Surplus to Sublime - A food fundraiser for the Queenstown community
An apple grows on a tree in Cromwell with sunshine, water, good soil and some love. It gets picked and driven to a shop to be sold. A few days later a new shiney batch of apples arrives and our apple hasn’t been bought yet, so it’s taken off the shelf and put in the bin. That evening a family in Fernhill sits down to eat another dinner of 2-minute noodles, unable to afford fresh nutritious food. All while a perfectly good apple sits in the bin just down the road, ready to be buried in a landfill site.
Whichever way you look at it, the fact there’s enough good food thrown away in NZ each year to feed Dunedin while 40% of Kiwi families experience some form of insecurity every week is maddening, sad, wildly disconnected and downright confusing.
Not to mention all that food stuck in our closed landfills with no way to compost. Instead, they release the super potent greenhouse gas, methane, which simply damages our atmosphere and, in turn, damages us.
Before you give up all hope, we’re here to tell you that where there is a problem, there are inevitably some heroes.
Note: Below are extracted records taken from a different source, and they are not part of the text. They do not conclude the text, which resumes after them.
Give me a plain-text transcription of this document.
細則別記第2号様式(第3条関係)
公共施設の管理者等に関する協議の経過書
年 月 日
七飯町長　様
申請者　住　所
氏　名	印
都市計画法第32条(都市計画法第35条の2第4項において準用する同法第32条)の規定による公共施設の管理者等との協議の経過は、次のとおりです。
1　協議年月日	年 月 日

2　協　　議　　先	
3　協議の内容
And for us, they come in the form of KiwiHarvest
Our Queenstown branch of the national charity goes around supermarkets and cafes five days a week to collect the perfectly good food destined for landfill and takes it to local organisations to distribute throughout our community.
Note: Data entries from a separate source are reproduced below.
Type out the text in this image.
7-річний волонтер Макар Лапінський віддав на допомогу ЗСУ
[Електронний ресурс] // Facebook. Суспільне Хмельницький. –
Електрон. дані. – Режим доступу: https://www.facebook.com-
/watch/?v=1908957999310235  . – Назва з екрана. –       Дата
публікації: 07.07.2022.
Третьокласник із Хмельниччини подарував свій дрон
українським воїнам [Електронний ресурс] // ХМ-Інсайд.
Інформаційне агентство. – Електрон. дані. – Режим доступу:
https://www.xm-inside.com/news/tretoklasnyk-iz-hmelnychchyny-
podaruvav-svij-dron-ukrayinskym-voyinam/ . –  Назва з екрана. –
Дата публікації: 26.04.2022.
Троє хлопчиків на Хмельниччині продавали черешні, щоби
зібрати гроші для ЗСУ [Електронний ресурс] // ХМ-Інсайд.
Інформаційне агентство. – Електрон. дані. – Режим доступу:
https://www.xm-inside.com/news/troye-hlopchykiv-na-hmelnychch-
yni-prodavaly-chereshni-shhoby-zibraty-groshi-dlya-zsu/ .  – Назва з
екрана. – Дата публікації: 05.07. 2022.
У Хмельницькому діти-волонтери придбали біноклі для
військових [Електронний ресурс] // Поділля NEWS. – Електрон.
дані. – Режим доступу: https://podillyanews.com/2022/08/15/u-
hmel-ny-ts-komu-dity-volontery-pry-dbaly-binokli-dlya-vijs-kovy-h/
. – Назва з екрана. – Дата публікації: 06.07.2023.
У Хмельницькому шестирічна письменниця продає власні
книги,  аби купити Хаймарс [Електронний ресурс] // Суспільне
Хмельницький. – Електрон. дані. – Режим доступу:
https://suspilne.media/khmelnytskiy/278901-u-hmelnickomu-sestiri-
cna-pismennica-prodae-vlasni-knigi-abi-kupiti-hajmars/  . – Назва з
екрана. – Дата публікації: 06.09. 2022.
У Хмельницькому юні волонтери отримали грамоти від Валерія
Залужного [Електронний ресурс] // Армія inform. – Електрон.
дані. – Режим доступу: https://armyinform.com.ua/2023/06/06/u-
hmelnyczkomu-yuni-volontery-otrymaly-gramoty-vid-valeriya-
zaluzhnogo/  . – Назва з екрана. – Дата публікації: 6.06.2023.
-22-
KiwiHarvest currently supports over 750 families and individuals in Queenstown, Arrowtown, Cromwell and Wānaka through the incredible work of local people at the like of Happiness House, Baskets of Blessing and Whakatipu Youth Trust.
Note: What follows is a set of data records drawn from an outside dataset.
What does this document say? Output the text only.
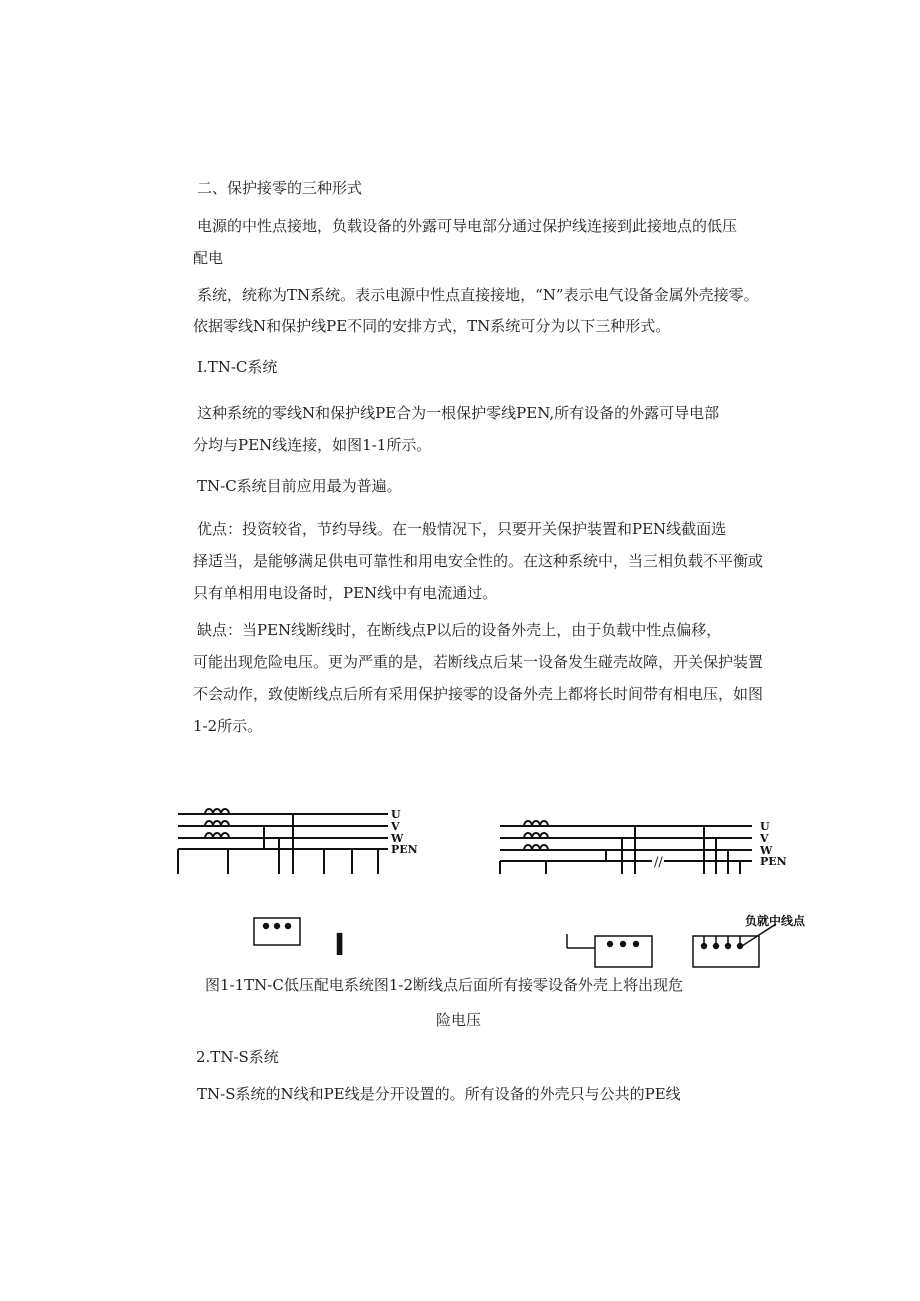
二、保护接零的三种形式

电源的中性点接地，负载设备的外露可导电部分通过保护线连接到此接地点的低压

配电

系统，统称为TN系统。表示电源中性点直接接地，“N”表示电气设备金属外壳接零。

依据零线N和保护线PE不同的安排方式，TN系统可分为以下三种形式。

I.TN-C系统

这种系统的零线N和保护线PE合为一根保护零线PEN,所有设备的外露可导电部

分均与PEN线连接，如图1-1所示。

TN-C系统目前应用最为普遍。

优点：投资较省，节约导线。在一般情况下，只要开关保护装置和PEN线截面选

择适当，是能够满足供电可靠性和用电安全性的。在这种系统中，当三相负载不平衡或

只有单相用电设备时，PEN线中有电流通过。

缺点：当PEN线断线时，在断线点P以后的设备外壳上，由于负载中性点偏移，

可能出现危险电压。更为严重的是，若断线点后某一设备发生碰壳故障，开关保护装置

不会动作，致使断线点后所有采用保护接零的设备外壳上都将长时间带有相电压，如图

1-2所示。

U
V
W
PEN
U
V
W
PEN
//
I
负就中线点

图1-1TN-C低压配电系统图1-2断线点后面所有接零设备外壳上将出现危

险电压

2.TN-S系统

TN-S系统的N线和PE线是分开设置的。所有设备的外壳只与公共的PE线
There is a sizeable portion of Queenstown locals working in industries and essential services that are struggling with COVID knock-on effects. An increase in the cost of living means many of us are struggling with changes in rents, mortgage rates and the cost of everything - food, fuel, childcare!
Last week Sustainable Queenstown and KiwiHarvest hosted a Trust the Chef food rescue fundraiser dinner at the Millhouse at Millbrook Resort. The chefs were challenged to create a three-course meal for 50 people using only food that had been rescued by KiwiHarvest, donated by Royalburn Station or grown in Milbrook’s own Kitchen Garden.
The evening started with a tour of this incredible Kitchen Garden and ended with a silent auction packed with epic prizes generously donated by local businesses. With costs for the event covered by Ziptrek Ecotour’s recent Locals Day donation, a whopping $17,000 was raised at the dinner which will be split equally between Sustainable Queenstown and KiwiHarvest.